17 de agosto de 2015 

lunes, 3 de agosto de 2015

Presupuestos electorales

El pasado viernes, mientras medio país iniciaba sus vacaciones, el Gobierno aprobó los Presupuestos Generales del Estado del 2016. Unos presupuestos que, este año, se van a tramitar muy temprano, de tal forma que para finales de noviembre estén ya aprobados, y estén a salvo de las nuevas mayorías que, previsiblemente, se van a configurar a partir de las elecciones generales de finales de año. 

Las razones para estas prisas por aprobar los presupuestos son varias. La primera es objetiva y es que es mejor para el funcionamiento de una economía el tener unos presupuestos aprobados que no prorrogar los del año anterior, máxime si en esos dos años ha habido una cambio significativo en la evolución económica. Las demás son de oportunidad: con estos presupuestos el Gobierno presenta su programa electoral para las elecciones generales, al tiempo que la mayoría absoluta del Partido Popular se prolonga durante el primer ejercicio del Gobierno que surja de las urnas, que puede estar o no liderado por Mariano Rajoy. 

Y si en la forma de tramitarlo está presente el calendario electoral, su contenido es un previsible ejercicio de electoralismo. El objetivo de estos presupuestos es intentar convencer a los españoles de que, gracias a la buena gestión del Gobierno, en esta legislatura se ha pasado de estar al borde del rescate a hacer unos presupuestos que permiten bajar los impuestos, aumentar el gasto social, subirles el sueldo a los funcionarios y, todo ello, cumpliendo con los compromisos adquiridos con nuestros socios europeos de una senda de equilibrio presupuestario que debiera concluir en el 2018. Más aún, se pretende convencer a los votantes del PP del 2011 y, especialmente, a sus votantes más fieles, que el programa electoral de aquel año, a pesar de los incumplimientos de los primeros momentos, se ha cumplido dentro de lo razonable en el conjunto de la legislatura. 

Coherente con este objetivo electoral, perfectamente legítimo, los presupuestos se basan en tres opciones típicas de política económica del Partido Popular: el objetivo de déficit público (en el -2,8% del PIB para el año que viene) es fijo e irrenunciable (lo que es loable); toda mejora en la recaudación debe ser trasladada a la economía en forma de bajada de impuestos; y, finalmente, toda mejora en el gasto corriente estructural debe ser destinada a otras partidas de gasto con mejores rendimientos electorales. 

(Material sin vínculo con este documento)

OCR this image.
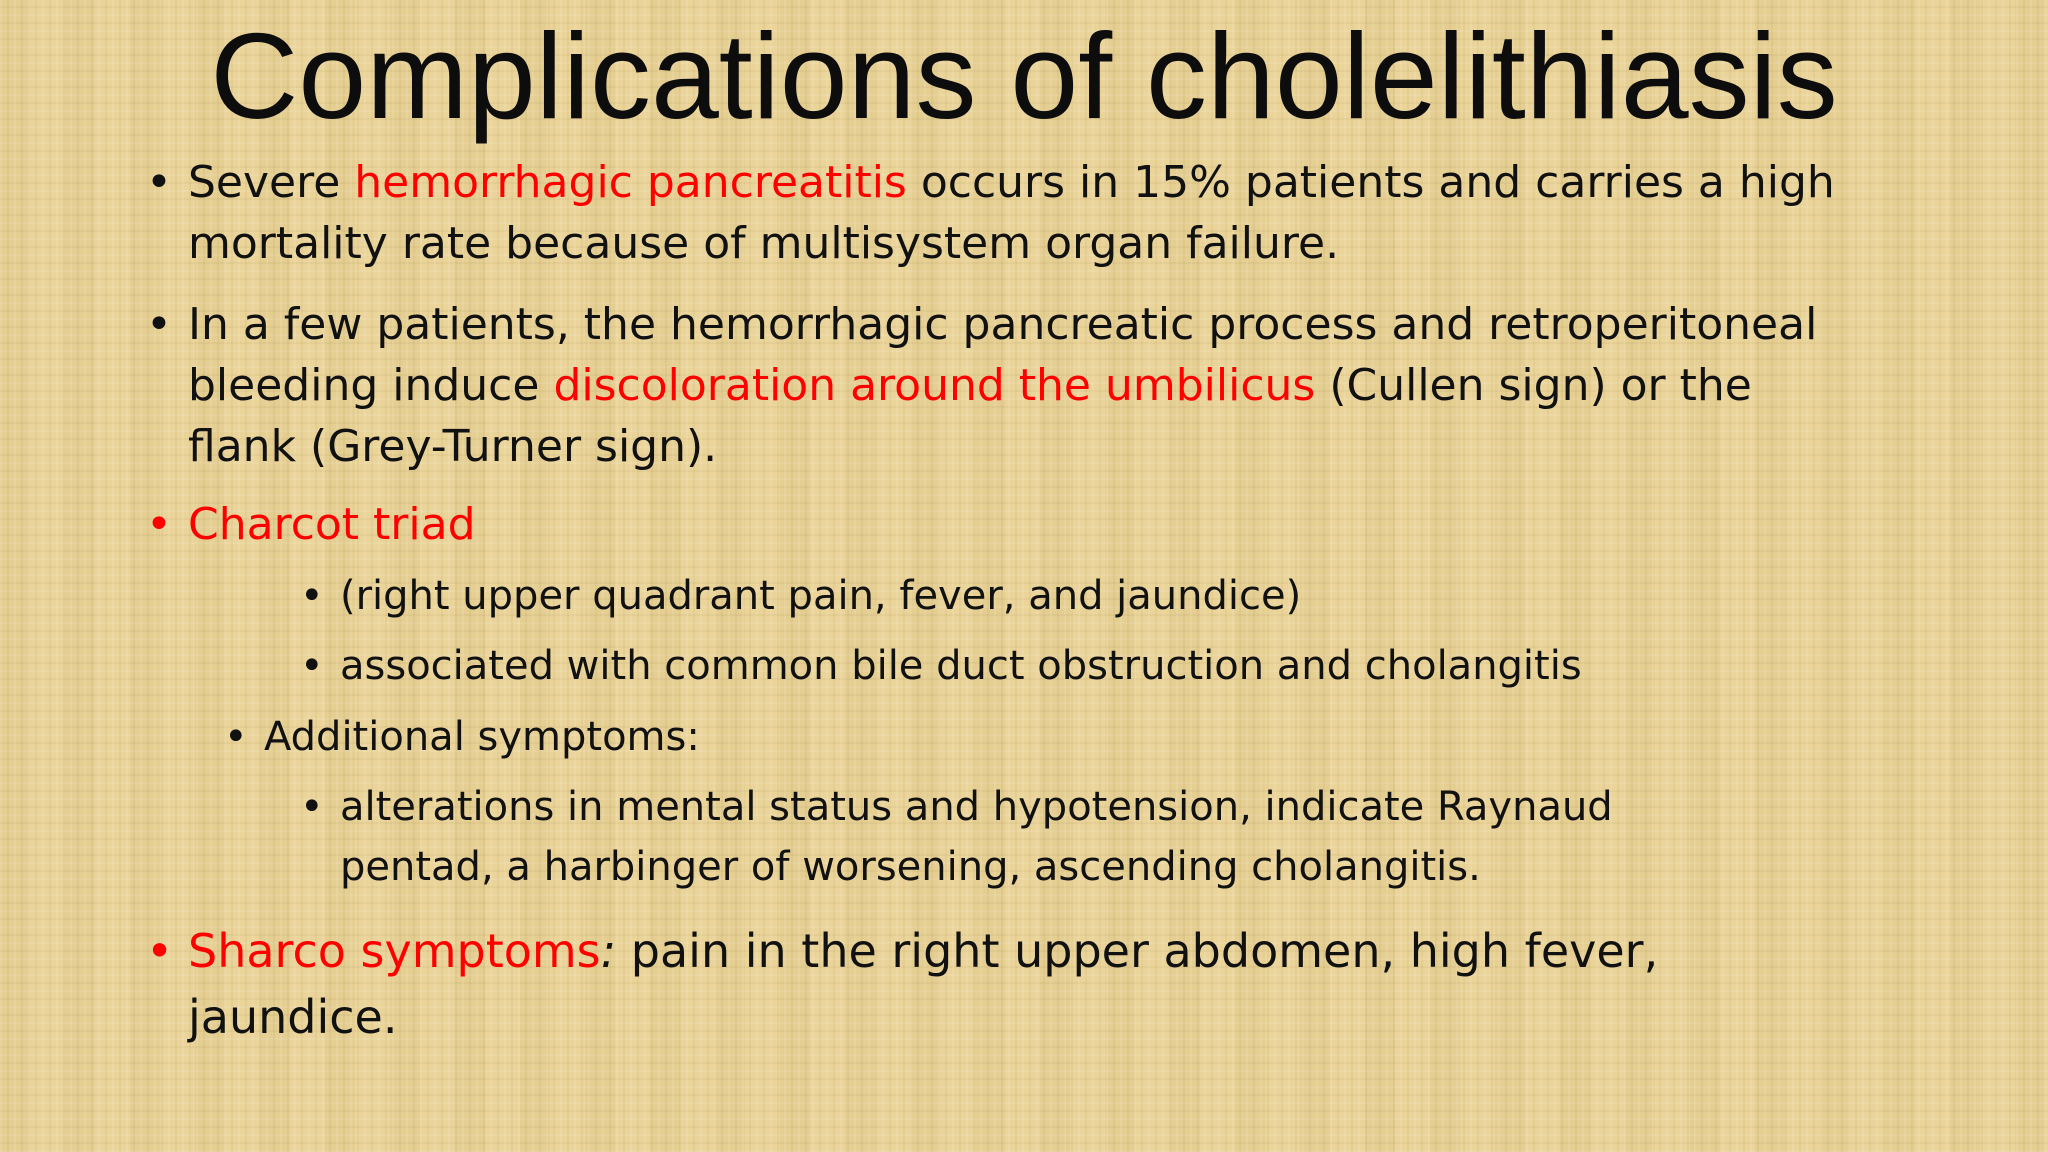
Complications of cholelithiasis
• Severe hemorrhagic pancreatitis occurs in 15% patients and carries a high
mortality rate because of multisystem organ failure.
• In a few patients, the hemorrhagic pancreatic process and retroperitoneal
bleeding induce discoloration around the umbilicus (Cullen sign) or the
flank (Grey-Turner sign).
• Charcot triad
• (right upper quadrant pain, fever, and jaundice)
• associated with common bile duct obstruction and cholangitis
• Additional symptoms:
• alterations in mental status and hypotension, indicate Raynaud
pentad, a harbinger of worsening, ascending cholangitis.
• Sharco symptoms: pain in the right upper abdomen, high fever,
jaundice.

Aplicando estos principios se explica que la mejora de la recaudación fiscal, ya de este año, en vez de ir a apuntalar el objetivo de déficit de este ejercicio aún por finalizar, se haya transformado en una ligera rebaja del IRPF que se consolidará el año que viene, lo que determina que la previsión de crecimiento de los ingresos para el año que viene sea solo del 0,8% sobre este año, a pesar de que la economía española crecerá en el entorno del 3%. Por otra parte, las mejoras previstas, y aún por ver, en las partidas de gastos por desempleo e intereses de la deuda se aplican a un ligero crecimiento del gasto social (sanidad, educación, etcétera) y a la mejora de las retribuciones de los funcionarios. 

Analizados con un cierto detalle, y a falta de muchas concreciones, los presupuestos para el año que viene son, en realidad y en sus fundamentos, una clara continuación de los de este año, con unos ligeros retoques que la maquinaria de comunicación del Gobierno se encargará de amplificar. 

Estos presupuestos son lo que cree el Partido Popular que necesita para poder justificar su legislatura y poder armar un discurso electoral de gestión que olvide algunos desastres de la gestión política y los incumplimientos electorales. Unos presupuestos que contienen un claro mensaje a la base electoral del Partido Popular, lo que indirectamente es también un mensaje para los demás. Lo que no estoy seguro es si con solo su base el Partido Popular ganará las próximas elecciones, lo que haría estos presupuestos unos presupuestos fallidos.